Michigan man tries to capture mental illness in his art

Artist Joe Mockbee in front of some of his whimsical paintings.

From the Kalamazoo, Mich., Gazette:

Local artist Joe Mockbee wants to capture mental illness on paper. But he's not sure he's done it yet.

Mockbee -- a subject of the recent local documentary "A Long Strange Trip," a film about people with various kinds of mental illness that debuted in April at Western Michigan University's Little Theatre -- was unemployed for 16 years, grappling with paranoid schizophrenia and mania and shuffling between his parents' house and adult foster-care homes.

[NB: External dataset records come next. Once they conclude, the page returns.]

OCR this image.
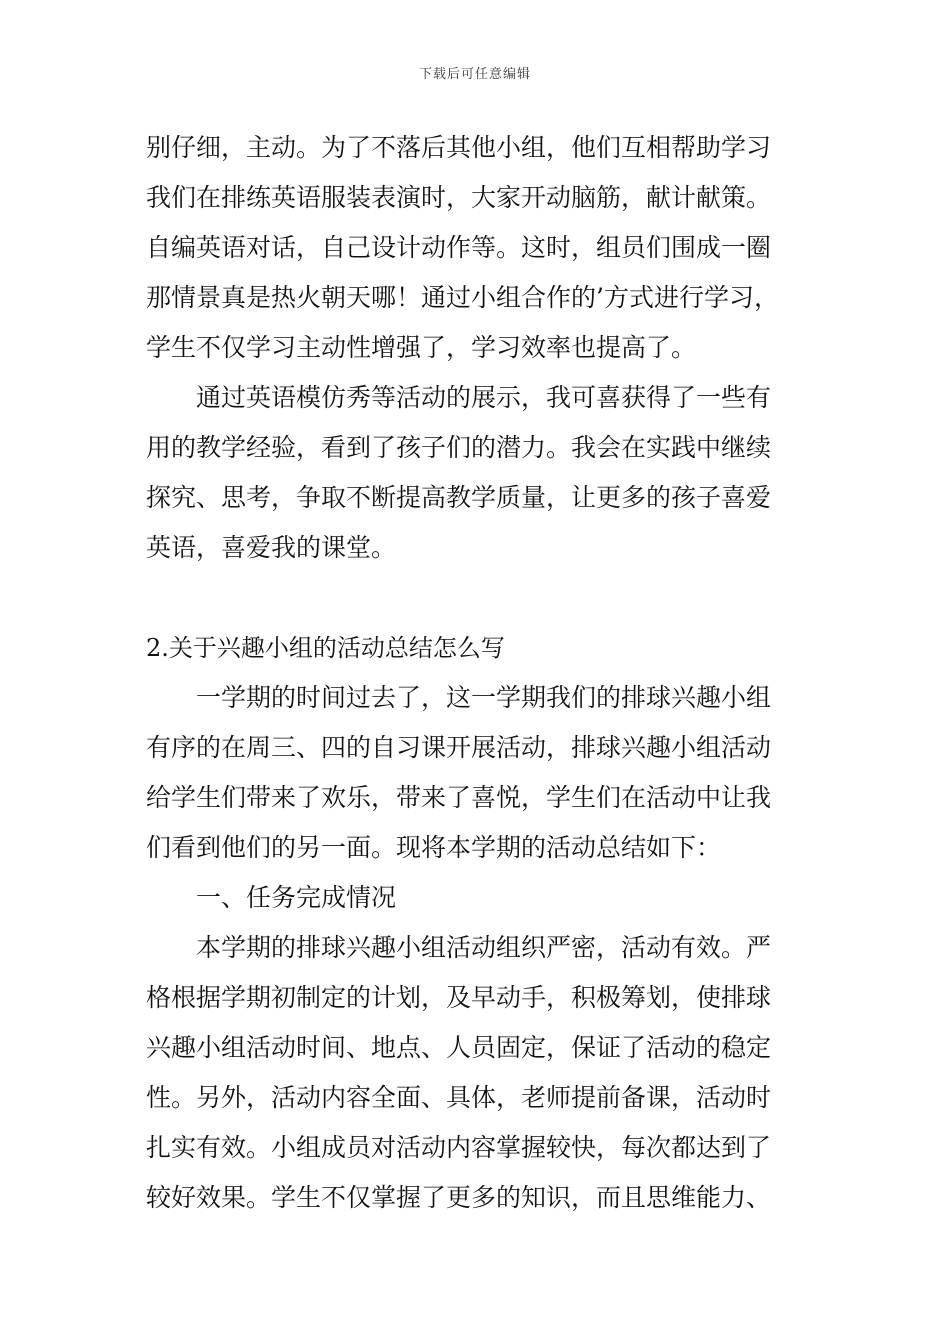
下载后可任意编辑

别仔细，主动。为了不落后其他小组，他们互相帮助学习

我们在排练英语服装表演时，大家开动脑筋，献计献策。

自编英语对话，自己设计动作等。这时，组员们围成一圈

那情景真是热火朝天哪！通过小组合作的’方式进行学习，

学生不仅学习主动性增强了，学习效率也提高了。

通过英语模仿秀等活动的展示，我可喜获得了一些有

用的教学经验，看到了孩子们的潜力。我会在实践中继续

探究、思考，争取不断提高教学质量，让更多的孩子喜爱

英语，喜爱我的课堂。

2.关于兴趣小组的活动总结怎么写

一学期的时间过去了，这一学期我们的排球兴趣小组

有序的在周三、四的自习课开展活动，排球兴趣小组活动

给学生们带来了欢乐，带来了喜悦，学生们在活动中让我

们看到他们的另一面。现将本学期的活动总结如下：

一、任务完成情况

本学期的排球兴趣小组活动组织严密，活动有效。严

格根据学期初制定的计划，及早动手，积极筹划，使排球

兴趣小组活动时间、地点、人员固定，保证了活动的稳定

性。另外，活动内容全面、具体，老师提前备课，活动时

扎实有效。小组成员对活动内容掌握较快，每次都达到了

较好效果。学生不仅掌握了更多的知识，而且思维能力、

"I got myself into imagining people were plotting against me, and my imagination went pretty deep," he said. "Part of what I'd like to do as an artist is to illustrate that mania I felt in those days. I don't know that I've done that yet."

The 54-year-old artist, who grew up in the Winchell neighborhood of Kalamazoo and now has his own apartment, has been making art for decades. He currently has 15 whimsical watercolors on display through Aug. 1 at the Alma Powell Branch Library's Barnabee Gallery, at 1000 W. Paterson St., in Kalamazoo.

"I do sort of abstract cartoons -- subtle, not necessarily funny," said Mockbee, who has had little formal art training. "I want to leave a bit to the imagination."